Sotatercept

Clinical data
- Trade names: Winrevair
- Other names: ACE-011, MK-7962, sotatercept-csrk
- AHFS/Drugs.com: Monograph
- MedlinePlus: a624053
- License data: US DailyMed: Sotatercept;
- Pregnancy category: AU: D;
- Routes of administration: Subcutaneous
- ATC code: C02KX06 (WHO) ;

Legal status
- Legal status: AU: S4 (Prescription only); CA: ℞-only; US: ℞-only; EU: Rx-only;

Identifiers
- CAS Number: 1001080-50-7;
- DrugBank: DB12118;
- UNII: 0QI90BTJ37;
- KEGG: D09670;

Chemical and physical data
- Formula: C_{3448}H_{5264}N_{920}O_{1058}S_{42}
- Molar mass: 77879.94 g·mol^{−1}

= Sotatercept =

Medication used to treat pulmonary arterial hypertension

Sotatercept, sold under the brand name Winrevair, is a medication used to treat pulmonary arterial hypertension. It inhibits activin signaling using the extracellular domain of the activin type 2 receptor fused with an immunoglobulin Fc domain (ACTRIIA-Fc) as a recombinant fusion protein. It is administered via subcutaneous injection.

The most common side effects include headache, epistaxis (nosebleed), rash, telangiectasia (spider veins), diarrhea, dizziness, and erythema (redness of the skin).

Sotatercept was approved for medical use in the United States in March 2024, and in the European Union in August 2024. The US Food and Drug Administration considers it to be a first-in-class medication.

== Medical uses ==
In the United States, sotatercept is indicated for the treatment of adults with pulmonary arterial hypertension (WHO group 1 pulmonary hypertension) to improve exercise capacity and WHO functional class, and reduce the risk of clinical worsening events, including hospitalization for pulmonary arterial hypertension, lung transplantation and death.

In the European Union, in combination with other pulmonary arterial hypertension therapies, sotatercept is indicated for the treatment of pulmonary arterial hypertension in adults with WHO Functional Class II to IV, to improve exercise capacity.

== Side effects ==
Common side effects include headache, epistaxis (nosebleeds), rash, telangiectasia (spider veins), diarrhea, dizziness, and erythema (skin redness). Sotatercept increases hemoglobin levels, raising blood clot risk, and decreases platelet counts, potentially causing bleeding issues. Animal studies suggest it may impair fertility and cause fetal harm during pregnancy.

== History ==
The US Food and Drug Administration (FDA) approved sotatercept in March 2024, based on a trial of 323 participants with pulmonary arterial hypertension (WHO group 1, functional class II to IV) across 126 sites in 21 countries, including Argentina, Australia, and the United States. The study compared 163 participants on sotatercept to 160 on placebo, with 88 US participants (43 sotatercept, 45 placebo). The FDA granted the application for sotatercept breakthrough therapy designation.

In August 2024, sotatercept was authorized for medical use in the European Union.

== Society and culture ==

=== Economics ===
In 2024, Winrevair's US list price was $14,000 per vial, with an annual cost of approximately $240,000 (actual costs vary by dose, body weight, insurance, discounts, assistance programs, and country). Based on the CDA-AMC clinical review of the STELLAR trial, sotatercept yields an incremental cost-effectiveness ratio of $436,796 per QALY gained, with cost-effectiveness highly dependent on uncertain long-term survival benefits and requiring an approximately 95% price reduction to meet a $50,000 per QALY threshold.

=== Names ===
Sotatercept is the international nonproprietary name.
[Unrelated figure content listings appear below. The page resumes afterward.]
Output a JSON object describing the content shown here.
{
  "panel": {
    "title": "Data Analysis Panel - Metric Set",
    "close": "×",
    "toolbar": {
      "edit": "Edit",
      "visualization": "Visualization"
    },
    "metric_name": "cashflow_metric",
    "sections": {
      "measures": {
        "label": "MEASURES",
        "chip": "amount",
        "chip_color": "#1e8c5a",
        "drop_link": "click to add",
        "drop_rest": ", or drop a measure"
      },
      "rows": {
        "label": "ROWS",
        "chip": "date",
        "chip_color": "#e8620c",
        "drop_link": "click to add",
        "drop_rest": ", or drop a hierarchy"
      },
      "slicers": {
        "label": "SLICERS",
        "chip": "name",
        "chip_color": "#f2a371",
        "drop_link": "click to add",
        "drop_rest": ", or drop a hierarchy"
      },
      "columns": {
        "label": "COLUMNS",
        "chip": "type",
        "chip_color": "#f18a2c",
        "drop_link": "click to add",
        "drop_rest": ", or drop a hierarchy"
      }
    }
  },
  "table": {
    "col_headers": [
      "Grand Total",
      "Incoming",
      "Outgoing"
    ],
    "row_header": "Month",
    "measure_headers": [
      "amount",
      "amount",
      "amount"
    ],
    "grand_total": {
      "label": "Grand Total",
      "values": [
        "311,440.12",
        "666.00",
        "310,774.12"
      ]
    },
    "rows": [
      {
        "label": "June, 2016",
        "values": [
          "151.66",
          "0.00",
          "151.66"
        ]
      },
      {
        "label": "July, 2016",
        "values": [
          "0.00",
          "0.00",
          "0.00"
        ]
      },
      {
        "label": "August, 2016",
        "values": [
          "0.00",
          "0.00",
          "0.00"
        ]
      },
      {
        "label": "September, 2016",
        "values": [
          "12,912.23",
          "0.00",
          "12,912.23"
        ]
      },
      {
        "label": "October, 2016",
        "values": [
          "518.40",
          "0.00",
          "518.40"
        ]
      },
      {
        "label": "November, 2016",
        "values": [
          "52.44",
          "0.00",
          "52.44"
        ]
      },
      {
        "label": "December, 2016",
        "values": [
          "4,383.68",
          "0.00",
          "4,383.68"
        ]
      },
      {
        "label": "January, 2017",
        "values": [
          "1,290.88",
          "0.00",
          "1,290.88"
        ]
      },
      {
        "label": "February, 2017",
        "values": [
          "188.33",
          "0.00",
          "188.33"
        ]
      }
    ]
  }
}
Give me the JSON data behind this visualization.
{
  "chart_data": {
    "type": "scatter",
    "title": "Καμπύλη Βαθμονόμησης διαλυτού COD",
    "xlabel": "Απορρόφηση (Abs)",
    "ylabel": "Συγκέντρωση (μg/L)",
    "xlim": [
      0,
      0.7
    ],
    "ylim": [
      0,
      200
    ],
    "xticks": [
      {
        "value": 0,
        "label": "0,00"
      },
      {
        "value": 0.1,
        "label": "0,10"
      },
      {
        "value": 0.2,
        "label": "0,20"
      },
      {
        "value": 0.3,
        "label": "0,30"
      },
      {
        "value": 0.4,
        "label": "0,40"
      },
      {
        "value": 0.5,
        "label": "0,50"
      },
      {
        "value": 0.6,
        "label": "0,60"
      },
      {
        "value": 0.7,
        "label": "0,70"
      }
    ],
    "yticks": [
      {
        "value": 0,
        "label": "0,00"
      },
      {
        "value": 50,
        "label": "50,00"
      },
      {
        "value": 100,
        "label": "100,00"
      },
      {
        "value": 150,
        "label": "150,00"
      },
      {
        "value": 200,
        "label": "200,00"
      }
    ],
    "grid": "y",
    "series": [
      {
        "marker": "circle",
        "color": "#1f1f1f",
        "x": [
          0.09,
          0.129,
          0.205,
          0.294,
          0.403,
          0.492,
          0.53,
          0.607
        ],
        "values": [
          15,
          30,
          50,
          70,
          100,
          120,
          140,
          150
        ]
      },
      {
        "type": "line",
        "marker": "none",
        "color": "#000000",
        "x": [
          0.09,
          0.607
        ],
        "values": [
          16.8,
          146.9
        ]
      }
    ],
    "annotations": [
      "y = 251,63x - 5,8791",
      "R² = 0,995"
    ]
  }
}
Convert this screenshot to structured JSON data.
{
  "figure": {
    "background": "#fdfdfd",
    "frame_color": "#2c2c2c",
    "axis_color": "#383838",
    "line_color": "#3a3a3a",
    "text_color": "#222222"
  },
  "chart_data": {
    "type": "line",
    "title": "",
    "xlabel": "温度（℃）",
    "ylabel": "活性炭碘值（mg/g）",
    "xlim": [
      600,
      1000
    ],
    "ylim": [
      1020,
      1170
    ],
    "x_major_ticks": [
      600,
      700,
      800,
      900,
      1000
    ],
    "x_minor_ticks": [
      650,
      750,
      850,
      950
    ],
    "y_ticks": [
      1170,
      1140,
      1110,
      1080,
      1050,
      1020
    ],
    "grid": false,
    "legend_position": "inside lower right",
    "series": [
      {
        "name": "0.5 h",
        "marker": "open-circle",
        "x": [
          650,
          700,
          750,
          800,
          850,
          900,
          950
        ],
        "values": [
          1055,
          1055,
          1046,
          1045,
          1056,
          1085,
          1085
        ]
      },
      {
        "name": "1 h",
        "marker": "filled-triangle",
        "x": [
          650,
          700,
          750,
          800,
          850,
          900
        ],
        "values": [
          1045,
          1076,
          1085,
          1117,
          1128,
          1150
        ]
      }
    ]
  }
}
Sotatercept is sold under the brand name Winrevair.

== Research ==
Initially developed to increase bone density, sotatercept was found to increase hemoglobin and red blood cell counts, leading to studies for anemia in beta thalassemia and multiple myeloma. Anemia research later shifted to luspatercept (Reblozyl), a modified activin receptor type 2B (ACTRIIB-Fc) ligand trap with better anemia treatment properties. Hypothesizing that sotatercept could block activin-driven pulmonary vascular disease, researchers found it inhibited vascular obliteration in experimental pulmonary hypertension models, leading to its evaluation in the PULSAR and STELLAR trials for pulmonary arterial hypertension.